Any kid who grew up in a Southern Baptist church in the 1950s and ’60s knew at least one song by heart.
Just as I am.
That was the song the choir and the congregation (with heads bowed) sang during the invitation, the time after the sermon when people were invited to come forward and get right with God.
The featured image, written long ago, captures my feelings about those moments.

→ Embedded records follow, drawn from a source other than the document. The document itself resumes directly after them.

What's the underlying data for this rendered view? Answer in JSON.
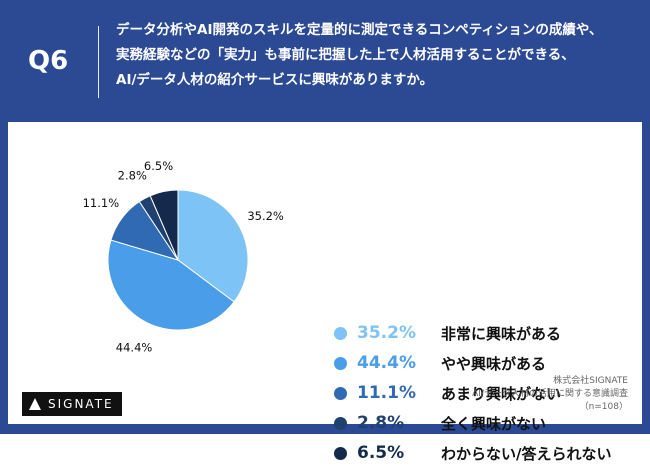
{
  "header": {
    "question_number": "Q6",
    "question_lines": [
      "データ分析やAI開発のスキルを定量的に測定できるコンペティションの成績や、",
      "実務経験などの「実力」も事前に把握した上で人材活用することができる、",
      "AI/データ人材の紹介サービスに興味がありますか。"
    ]
  },
  "chart_data": {
    "type": "pie",
    "title": "",
    "categories": [
      "非常に興味がある",
      "やや興味がある",
      "あまり興味がない",
      "全く興味がない",
      "わからない/答えられない"
    ],
    "values": [
      35.2,
      44.4,
      11.1,
      2.8,
      6.5
    ],
    "value_labels": [
      "35.2%",
      "44.4%",
      "11.1%",
      "2.8%",
      "6.5%"
    ],
    "colors": [
      "#7ec3f5",
      "#4a9de8",
      "#2f6ab3",
      "#1f4170",
      "#142a4d"
    ],
    "legend_placement": "right"
  },
  "footer": {
    "logo_text": "SIGNATE",
    "source_lines": [
      "株式会社SIGNATE",
      "AI/データ人材の活用に関する意識調査",
      "（n=108）"
    ]
  }
}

In the Baptist church of the ’60s, “Just As I Am” was the only approved authoritative invitation hymn. If someone broke into my house in the middle of the night, burst into my room with a gun drawn on me, shined a flashlight in my face, and ordered me to sing Just As I Am, I would start it in E-flat.
STEPHEN WOODFIN
That’s the power of memory, but even more so, the power of religious training. Think about the givens in your life, the customs that pass without scrutiny, the practices we retreat to, especially in uncertain or difficult times. These ingrained ceremonies, insights we take as unquestionable, do us much good, but also perhaps much that is harmful.
If we stomp our foot and say, “This much I know is true,” we are also saying, “Don’t push me on this one. I know what I think. Leave me alone.”
But, you know, we could be wrong about some of those givens.
I’m in favor of challenging hidebound values, not to throw them out with the bath, but to see if they are really the values that I live by, or should live by, or deserve my allegiance.
Scribbling down a few words at a time about the things I believe make me tick may be one of the best ways to get to the bottom things.
And perhaps change some things that need changing.